Invention of The Curveball
Cummings is often credited with being the first pitcher to throw a curveball, reportedly in 1867 at Worcester, Massachusetts while playing for the Brooklyn Excelsiors; some sources say later with the Brooklyn Stars. It wasn't until the Stars acquired catcher, Nat Hicks, that Cummings was able to use his curveball. Hicks' pivotal role in the development of the curveball is seldom mentioned. Most catchers of his era stood twenty to twenty-five feet behind the batter, which made it impossible to field a curveball. It was Hicks' catching technique of standing directly behind the batter, that allowed Cummings to introduce his curveball. The introduction of the curveball radically changed pitching, and also changed the way catchers fielded their position.

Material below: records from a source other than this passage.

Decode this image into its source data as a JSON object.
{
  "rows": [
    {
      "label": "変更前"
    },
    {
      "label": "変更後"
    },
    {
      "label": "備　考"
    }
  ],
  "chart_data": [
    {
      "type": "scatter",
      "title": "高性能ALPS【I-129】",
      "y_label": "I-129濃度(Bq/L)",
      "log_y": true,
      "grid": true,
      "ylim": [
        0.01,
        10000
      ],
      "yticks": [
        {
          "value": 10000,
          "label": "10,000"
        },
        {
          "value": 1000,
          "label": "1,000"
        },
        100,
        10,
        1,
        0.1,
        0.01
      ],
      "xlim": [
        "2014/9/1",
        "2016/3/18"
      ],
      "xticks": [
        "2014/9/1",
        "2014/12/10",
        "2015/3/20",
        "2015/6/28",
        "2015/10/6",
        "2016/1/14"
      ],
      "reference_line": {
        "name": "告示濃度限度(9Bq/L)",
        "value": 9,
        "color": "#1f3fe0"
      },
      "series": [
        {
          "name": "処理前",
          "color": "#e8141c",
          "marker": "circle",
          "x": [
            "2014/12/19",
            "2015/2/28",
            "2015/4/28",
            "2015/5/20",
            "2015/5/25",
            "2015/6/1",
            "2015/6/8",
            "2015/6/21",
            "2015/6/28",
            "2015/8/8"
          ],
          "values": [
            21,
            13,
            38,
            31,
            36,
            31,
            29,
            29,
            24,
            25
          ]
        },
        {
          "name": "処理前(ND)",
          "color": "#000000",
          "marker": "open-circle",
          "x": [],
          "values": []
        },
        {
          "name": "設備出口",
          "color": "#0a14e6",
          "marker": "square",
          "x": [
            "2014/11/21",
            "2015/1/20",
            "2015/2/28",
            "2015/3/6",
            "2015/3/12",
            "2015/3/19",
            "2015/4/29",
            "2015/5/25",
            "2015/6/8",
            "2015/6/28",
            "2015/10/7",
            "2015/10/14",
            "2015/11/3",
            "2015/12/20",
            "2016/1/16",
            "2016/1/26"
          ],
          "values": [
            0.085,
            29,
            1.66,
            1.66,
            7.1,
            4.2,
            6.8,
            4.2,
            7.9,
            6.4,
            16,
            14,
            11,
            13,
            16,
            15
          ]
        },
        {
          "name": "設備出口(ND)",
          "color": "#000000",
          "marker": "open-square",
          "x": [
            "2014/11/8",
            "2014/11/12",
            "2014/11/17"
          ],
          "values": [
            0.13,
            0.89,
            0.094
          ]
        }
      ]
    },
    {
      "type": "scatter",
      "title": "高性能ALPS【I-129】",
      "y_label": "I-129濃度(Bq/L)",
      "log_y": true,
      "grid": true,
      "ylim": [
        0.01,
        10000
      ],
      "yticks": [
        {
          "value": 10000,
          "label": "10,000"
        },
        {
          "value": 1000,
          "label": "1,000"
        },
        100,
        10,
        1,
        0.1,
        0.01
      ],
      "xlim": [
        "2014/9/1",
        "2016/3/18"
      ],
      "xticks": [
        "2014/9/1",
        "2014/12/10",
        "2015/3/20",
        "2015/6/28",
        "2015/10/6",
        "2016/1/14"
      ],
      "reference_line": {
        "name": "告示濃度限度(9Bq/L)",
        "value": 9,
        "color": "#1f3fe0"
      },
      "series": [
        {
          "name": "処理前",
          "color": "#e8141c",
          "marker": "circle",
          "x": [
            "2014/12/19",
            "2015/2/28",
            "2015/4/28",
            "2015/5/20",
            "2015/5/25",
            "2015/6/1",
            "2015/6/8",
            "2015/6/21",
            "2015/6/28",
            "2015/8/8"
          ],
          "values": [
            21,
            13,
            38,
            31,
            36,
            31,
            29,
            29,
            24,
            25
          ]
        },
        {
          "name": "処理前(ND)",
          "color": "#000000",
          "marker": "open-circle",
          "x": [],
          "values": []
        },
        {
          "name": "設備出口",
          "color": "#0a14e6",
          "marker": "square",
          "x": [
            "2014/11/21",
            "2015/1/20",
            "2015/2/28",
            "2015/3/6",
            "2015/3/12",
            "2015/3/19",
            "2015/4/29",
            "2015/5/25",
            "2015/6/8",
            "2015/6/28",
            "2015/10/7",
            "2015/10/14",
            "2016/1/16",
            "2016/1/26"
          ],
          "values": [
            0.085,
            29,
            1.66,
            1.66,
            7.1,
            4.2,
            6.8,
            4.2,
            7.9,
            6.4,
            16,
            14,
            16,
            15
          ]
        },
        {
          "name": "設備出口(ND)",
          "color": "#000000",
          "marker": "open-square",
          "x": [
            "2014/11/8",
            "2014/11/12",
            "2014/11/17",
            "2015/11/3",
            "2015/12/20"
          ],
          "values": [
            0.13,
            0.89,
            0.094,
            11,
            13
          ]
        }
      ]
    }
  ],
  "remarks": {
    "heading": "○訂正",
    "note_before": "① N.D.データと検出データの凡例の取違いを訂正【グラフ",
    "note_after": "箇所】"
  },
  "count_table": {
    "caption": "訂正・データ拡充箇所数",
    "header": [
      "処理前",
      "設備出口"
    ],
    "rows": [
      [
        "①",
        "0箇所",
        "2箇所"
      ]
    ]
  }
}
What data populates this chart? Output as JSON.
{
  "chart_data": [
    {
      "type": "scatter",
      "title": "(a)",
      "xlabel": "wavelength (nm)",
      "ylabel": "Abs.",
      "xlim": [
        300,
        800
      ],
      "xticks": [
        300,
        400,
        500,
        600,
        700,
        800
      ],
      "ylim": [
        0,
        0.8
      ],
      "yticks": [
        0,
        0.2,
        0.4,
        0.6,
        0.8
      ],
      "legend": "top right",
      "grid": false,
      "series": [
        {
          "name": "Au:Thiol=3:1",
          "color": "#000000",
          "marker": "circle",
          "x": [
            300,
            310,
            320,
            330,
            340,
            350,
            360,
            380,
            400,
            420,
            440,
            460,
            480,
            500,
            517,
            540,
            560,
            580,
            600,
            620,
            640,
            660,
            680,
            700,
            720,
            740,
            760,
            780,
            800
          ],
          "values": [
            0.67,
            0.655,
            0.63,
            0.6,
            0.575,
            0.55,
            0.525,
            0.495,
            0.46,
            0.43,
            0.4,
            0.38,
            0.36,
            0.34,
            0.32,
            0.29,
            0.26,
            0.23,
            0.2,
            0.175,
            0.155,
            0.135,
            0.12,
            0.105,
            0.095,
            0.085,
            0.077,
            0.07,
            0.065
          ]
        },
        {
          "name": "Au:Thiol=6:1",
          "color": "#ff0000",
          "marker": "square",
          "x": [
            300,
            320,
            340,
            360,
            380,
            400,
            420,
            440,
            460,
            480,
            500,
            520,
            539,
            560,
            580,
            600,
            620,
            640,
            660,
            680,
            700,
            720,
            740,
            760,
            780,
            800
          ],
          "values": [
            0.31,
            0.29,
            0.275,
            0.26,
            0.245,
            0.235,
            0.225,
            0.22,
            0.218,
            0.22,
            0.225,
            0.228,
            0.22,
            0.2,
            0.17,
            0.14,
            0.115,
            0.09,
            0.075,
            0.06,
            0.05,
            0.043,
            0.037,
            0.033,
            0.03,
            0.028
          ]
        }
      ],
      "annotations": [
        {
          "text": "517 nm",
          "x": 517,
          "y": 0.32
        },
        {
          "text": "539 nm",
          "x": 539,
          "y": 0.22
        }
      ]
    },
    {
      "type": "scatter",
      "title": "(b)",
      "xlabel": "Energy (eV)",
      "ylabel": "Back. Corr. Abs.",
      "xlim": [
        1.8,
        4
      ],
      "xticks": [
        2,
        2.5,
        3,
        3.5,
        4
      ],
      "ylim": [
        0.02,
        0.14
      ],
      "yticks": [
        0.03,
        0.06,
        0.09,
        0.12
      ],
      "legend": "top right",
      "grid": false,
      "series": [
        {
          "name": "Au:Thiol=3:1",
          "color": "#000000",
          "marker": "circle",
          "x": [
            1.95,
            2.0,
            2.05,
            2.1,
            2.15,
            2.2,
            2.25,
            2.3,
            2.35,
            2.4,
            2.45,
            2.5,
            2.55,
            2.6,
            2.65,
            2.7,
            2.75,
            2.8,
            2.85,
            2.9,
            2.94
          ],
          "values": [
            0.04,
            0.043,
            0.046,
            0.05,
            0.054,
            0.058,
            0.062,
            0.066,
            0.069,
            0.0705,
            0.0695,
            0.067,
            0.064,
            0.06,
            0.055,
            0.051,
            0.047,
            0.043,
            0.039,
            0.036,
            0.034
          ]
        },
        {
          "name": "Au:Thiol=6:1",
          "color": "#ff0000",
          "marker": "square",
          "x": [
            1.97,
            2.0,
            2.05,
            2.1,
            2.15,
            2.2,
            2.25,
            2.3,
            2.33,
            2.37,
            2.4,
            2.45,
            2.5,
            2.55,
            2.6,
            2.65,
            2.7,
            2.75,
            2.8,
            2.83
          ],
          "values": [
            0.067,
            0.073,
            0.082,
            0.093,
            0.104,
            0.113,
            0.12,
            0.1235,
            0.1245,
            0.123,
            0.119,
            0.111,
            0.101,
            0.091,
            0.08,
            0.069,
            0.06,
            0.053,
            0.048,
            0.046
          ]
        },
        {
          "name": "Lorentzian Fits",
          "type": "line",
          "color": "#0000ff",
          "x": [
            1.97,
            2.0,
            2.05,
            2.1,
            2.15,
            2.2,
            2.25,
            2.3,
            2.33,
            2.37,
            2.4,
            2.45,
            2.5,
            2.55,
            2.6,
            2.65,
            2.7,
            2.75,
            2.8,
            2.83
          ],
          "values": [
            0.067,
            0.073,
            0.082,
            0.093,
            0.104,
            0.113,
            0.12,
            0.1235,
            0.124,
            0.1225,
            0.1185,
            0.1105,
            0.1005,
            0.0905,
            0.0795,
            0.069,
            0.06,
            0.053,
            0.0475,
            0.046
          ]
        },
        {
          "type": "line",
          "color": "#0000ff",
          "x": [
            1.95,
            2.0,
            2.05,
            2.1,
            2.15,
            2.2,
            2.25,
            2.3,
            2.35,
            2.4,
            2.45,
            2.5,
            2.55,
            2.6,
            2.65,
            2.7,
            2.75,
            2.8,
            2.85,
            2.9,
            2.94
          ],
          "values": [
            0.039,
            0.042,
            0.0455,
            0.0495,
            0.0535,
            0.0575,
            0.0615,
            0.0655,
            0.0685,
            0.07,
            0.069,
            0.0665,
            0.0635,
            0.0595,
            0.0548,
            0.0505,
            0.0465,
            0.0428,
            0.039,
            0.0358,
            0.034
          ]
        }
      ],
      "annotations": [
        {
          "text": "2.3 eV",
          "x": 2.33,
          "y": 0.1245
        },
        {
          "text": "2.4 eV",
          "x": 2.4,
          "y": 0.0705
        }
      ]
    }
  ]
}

Cummings said that he discovered the idea of the curveball while studying the movement sea shells made when thrown. After noticing this movement, he began trying to make a baseball move the same way, and thus created the new pitch. He would later recall from that game: "I became fully convinced that I had succeeded ... the batters were missing a lot of balls; I began to watch the flight of the ball through the air, and distinctly saw it curve."
Another pitcher to claim inventing the curveball is New Haven, Connecticut-born Fred Goldsmith. Goldsmith is credited with the first publicly recorded demonstration of the pitch on August 16, 1870, at the Capitoline Grounds in Brooklyn, New York. Sportswriter Henry Chadwick covered that in the Brooklyn Eagle newspaper, August 17, 1870.
Candy Cummings was born in Ware, Massachusetts, and died in Toledo, Ohio.